Würzburg

Die Natur kehrt in die Medizin zurück

Dr. Johannes Mayer leitet die Forschungsgruppe Klostermedizin an der Uni Würzburg. Foto: Thomas Obermeier
Dr. Johannes Mayer leitet die Forschungsgruppe Klostermedizin an der Uni Würzburg. Foto: Thomas Obermeier

War es ein Zufall, dass sich der Pharma-Konzern Novartis jetzt aus der Antibiotika-Forschung zurückzieht? Für Dr. Johannes G. Mayer nicht. Er leitet die Forschergruppe Klostermedizin an der Uni Würzburg. Und er präsentiert mit seinen Mitarbeitern auf dem Gelände vom Bund Naturschutz der Kreisgruppe Würzburg bewährte medizinische Pflanzen und hält gut besuchte Vorträge.

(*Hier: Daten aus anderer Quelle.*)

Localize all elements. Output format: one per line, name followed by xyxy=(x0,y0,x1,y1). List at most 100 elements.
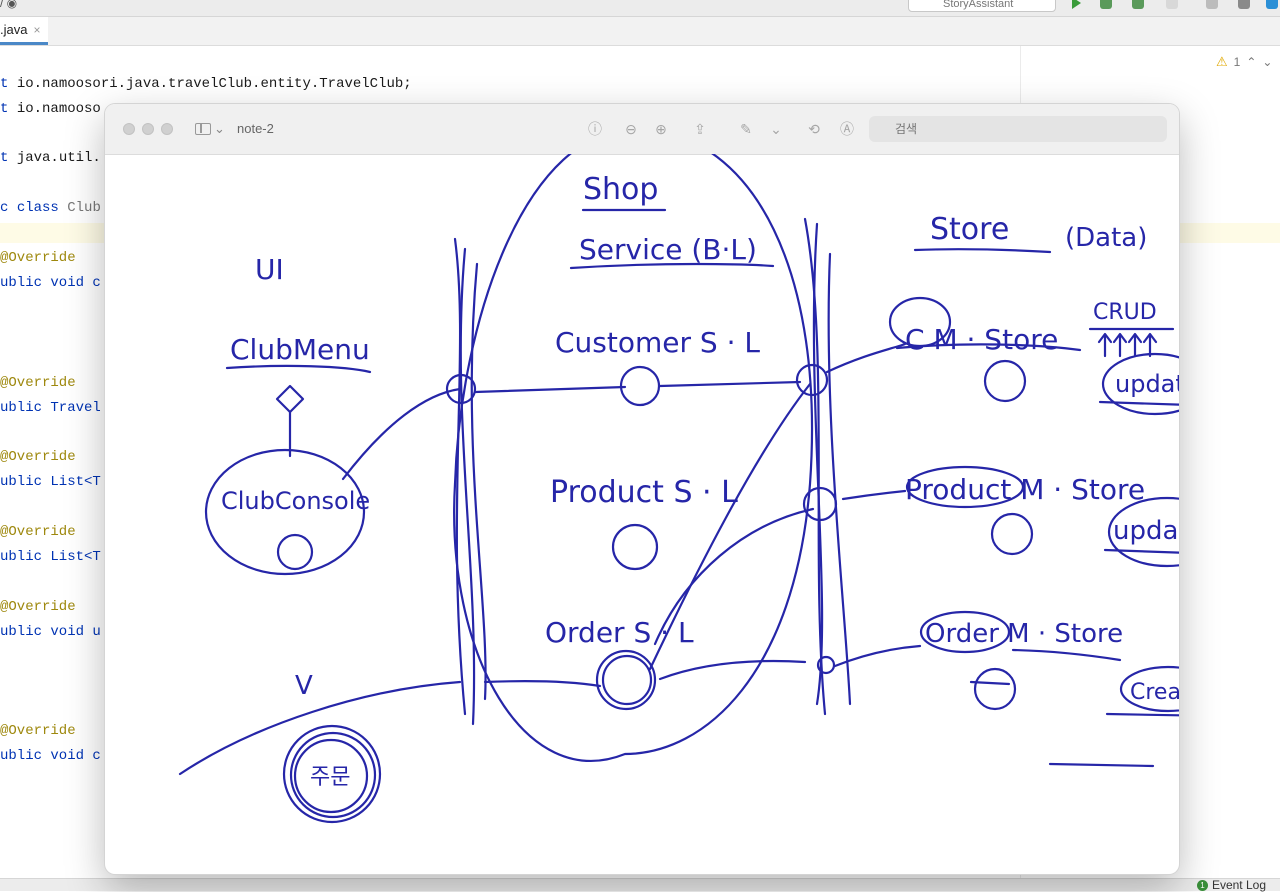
code-line: ublic void c xyxy=(0,275,101,291)
connector-line xyxy=(658,659,807,681)
underline xyxy=(1048,762,1155,768)
product-m-store-label: Product M · Store xyxy=(905,473,1145,506)
instance-circle xyxy=(601,654,653,706)
zoom-window-button[interactable] xyxy=(161,123,173,135)
update-label: update xyxy=(1115,370,1179,398)
left-boundary-line xyxy=(453,237,467,716)
instance-circle xyxy=(990,512,1034,556)
document-title: note-2 xyxy=(237,121,274,136)
service-label: Service (B·L) xyxy=(579,233,757,266)
editor-tab-bar: .java × xyxy=(0,17,1280,46)
connector-line xyxy=(658,380,802,388)
zoom-in-icon[interactable]: ⊕ xyxy=(652,120,670,138)
tab-java-file[interactable]: .java × xyxy=(0,17,49,45)
search-input[interactable] xyxy=(869,116,1167,142)
arrow-to-service xyxy=(341,387,462,481)
update-label: update xyxy=(1113,516,1179,546)
underline xyxy=(1098,400,1179,406)
markup-pen-icon[interactable]: ✎ xyxy=(737,120,755,138)
instance-circle xyxy=(276,533,314,571)
code-line: t io.namoosori.java.travelClub.entity.Tr… xyxy=(0,76,412,92)
v-mark: V xyxy=(295,671,313,701)
underline xyxy=(913,248,1052,254)
left-boundary-line xyxy=(459,247,476,726)
order-sl-label: Order S · L xyxy=(545,616,694,649)
note-toolbar: ⌄ note-2 ⓘ ⊖ ⊕ ⇪ ✎ ⌄ ⟲ Ⓐ ⌕ xyxy=(105,104,1179,155)
status-bar: 1 Event Log xyxy=(0,878,1280,892)
arrow-to-order xyxy=(483,680,602,688)
connector-line xyxy=(473,385,627,394)
code-line: c class Club xyxy=(0,200,101,216)
chevron-down-icon: ⌄ xyxy=(214,121,225,136)
settings-icon[interactable] xyxy=(1238,0,1250,9)
ui-label: UI xyxy=(255,253,284,286)
instance-circle xyxy=(983,359,1027,403)
info-icon[interactable]: ⓘ xyxy=(586,120,604,138)
arrow-up-icon xyxy=(1112,332,1128,358)
run-icon[interactable] xyxy=(1072,0,1081,9)
club-console-label: ClubConsole xyxy=(221,487,370,515)
note-window: ⌄ note-2 ⓘ ⊖ ⊕ ⇪ ✎ ⌄ ⟲ Ⓐ ⌕ UI ClubMenu xyxy=(105,104,1179,874)
code-line: ublic void u xyxy=(0,624,101,640)
arrow-up-icon xyxy=(1127,332,1143,358)
data-label: (Data) xyxy=(1065,223,1147,253)
underline xyxy=(1105,712,1179,717)
close-icon[interactable]: × xyxy=(33,17,40,43)
code-line: t io.namooso xyxy=(0,101,101,117)
right-boundary-line xyxy=(827,252,852,706)
underline xyxy=(1011,648,1122,662)
warning-icon: ⚠ xyxy=(1216,54,1228,69)
code-line: ublic void c xyxy=(0,748,101,764)
rotate-icon[interactable]: ⟲ xyxy=(805,120,823,138)
instance-circle xyxy=(595,649,657,711)
arrow-to-store xyxy=(825,342,907,374)
club-menu-label: ClubMenu xyxy=(230,333,370,366)
minimize-window-button[interactable] xyxy=(142,123,154,135)
search-everywhere-icon[interactable] xyxy=(1206,0,1218,9)
sidebar-toggle-button[interactable]: ⌄ xyxy=(195,121,225,137)
code-line: @Override xyxy=(0,599,76,615)
code-line: ublic List<T xyxy=(0,474,101,490)
handwritten-diagram: UI ClubMenu ClubConsole Shop Service (B·… xyxy=(178,154,1179,824)
warning-count: 1 xyxy=(1233,55,1241,69)
underline xyxy=(225,364,372,374)
debug-icon[interactable] xyxy=(1100,0,1112,9)
run-configuration-select[interactable]: StoryAssistant xyxy=(908,0,1056,12)
korean-order-mark: 주문 xyxy=(310,765,350,790)
event-log-icon: 1 xyxy=(1196,879,1208,891)
share-icon[interactable]: ⇪ xyxy=(691,120,709,138)
code-line: @Override xyxy=(0,375,76,391)
arrow-to-store xyxy=(841,489,907,501)
shop-label: Shop xyxy=(583,172,658,207)
close-window-button[interactable] xyxy=(123,123,135,135)
sidebar-icon xyxy=(195,123,211,135)
code-line: @Override xyxy=(0,250,76,266)
breadcrumb: / ◉ xyxy=(0,0,18,10)
order-m-store-label: Order M · Store xyxy=(925,619,1123,649)
code-line: @Override xyxy=(0,524,76,540)
annotate-icon[interactable]: Ⓐ xyxy=(838,120,856,138)
underline xyxy=(1103,548,1179,554)
stop-icon[interactable] xyxy=(1166,0,1178,9)
diamond-icon xyxy=(275,384,305,414)
arrow-up-icon xyxy=(1097,332,1113,358)
create-label: Create xyxy=(1130,680,1179,705)
tab-label: .java xyxy=(0,21,28,37)
store-label: Store xyxy=(930,212,1009,247)
code-line: @Override xyxy=(0,723,76,739)
instance-circle xyxy=(973,667,1017,711)
coverage-icon[interactable] xyxy=(1132,0,1144,9)
plugin-icon[interactable] xyxy=(1266,0,1278,9)
code-line: @Override xyxy=(0,449,76,465)
chevron-up-icon[interactable]: ⌃ xyxy=(1246,55,1256,69)
arrow-up-icon xyxy=(1142,332,1158,358)
zoom-out-icon[interactable]: ⊖ xyxy=(622,120,640,138)
instance-circle xyxy=(611,523,659,571)
chevron-down-icon[interactable]: ⌄ xyxy=(1262,55,1272,69)
code-line: ublic Travel xyxy=(0,400,101,416)
code-line: t java.util. xyxy=(0,150,101,166)
c-m-store-label: C M · Store xyxy=(905,323,1058,356)
chevron-down-icon[interactable]: ⌄ xyxy=(767,120,785,138)
note-canvas[interactable]: UI ClubMenu ClubConsole Shop Service (B·… xyxy=(105,154,1179,874)
inspection-widget[interactable]: ⚠ 1 ⌃ ⌄ xyxy=(1216,54,1272,70)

Es geht um Pflanzen, die die Einnahme von Antibiotika vermeiden helfen. Das ist deshalb wichtig, weil es inzwischen völlig resistente Keime gibt, gegen die Antibiotika einfach nicht mehr helfen. Da werden pflanzliche Stoffe wieder besonders interessant. Das haben inzwischen auch andere große Pharmazie-Firmen erkannt.

Es wird interessant, wenn die Antibiotika am Ende sind

Die Forschergruppe Klostermedizin hat zwar nicht viele Mitglieder, aber große Kompetenz. Darunter der Stuttgarter Arzt und Altphilologe Thomas Kuhn, der frühere Forschungsleiter der Firma Kneipp Bernhard Uehleke und der Bonner Biologe Dr. Josef Roth. Sie arbeiten längst nicht mehr in einem medizinischen Bereich, der vor Jahren noch belächelt wurde. Dr. Johannes Mayer kann heute behaupten, viele natürlichen Stoffe haben sich inzwischen in klinischen Studien als wirksam erwiesen.

Die Stoffe werden interessant, wenn die Antibiotika am Ende sind. Dazu werden auf der Landesgartenschau eine ganze Reihe heimischer Pflanzen gezeigt, die medizinisch seit Jahrhunderten von Bedeutung waren, aber in Vergessenheit gerieten.

Thymian ist die Nummer Eins

Es sind viele Kreuzblütler als Gegenstoffe gegen Grippe, oder alle Senföle. Der Meerrettich, der auch gezeigt wird, ist in Kombination mit Kapuzinerkressen ein wirksames Mittel gegen viele Hauptgruppen von Erkrankungen. Meerrettich ist absolut gesund, er sollte aber nicht zu lang gekocht werden. Thymian ist für ihn antibakteriell die absolute Nummer Eins. Rosmarin hilft gegen Pilze, auch sehr effektiv gegen Fußpilz. Auch wenn er etwas streng riecht, ist Knoblauch immer gut gegen Keime und gegen Blutkrankheiten.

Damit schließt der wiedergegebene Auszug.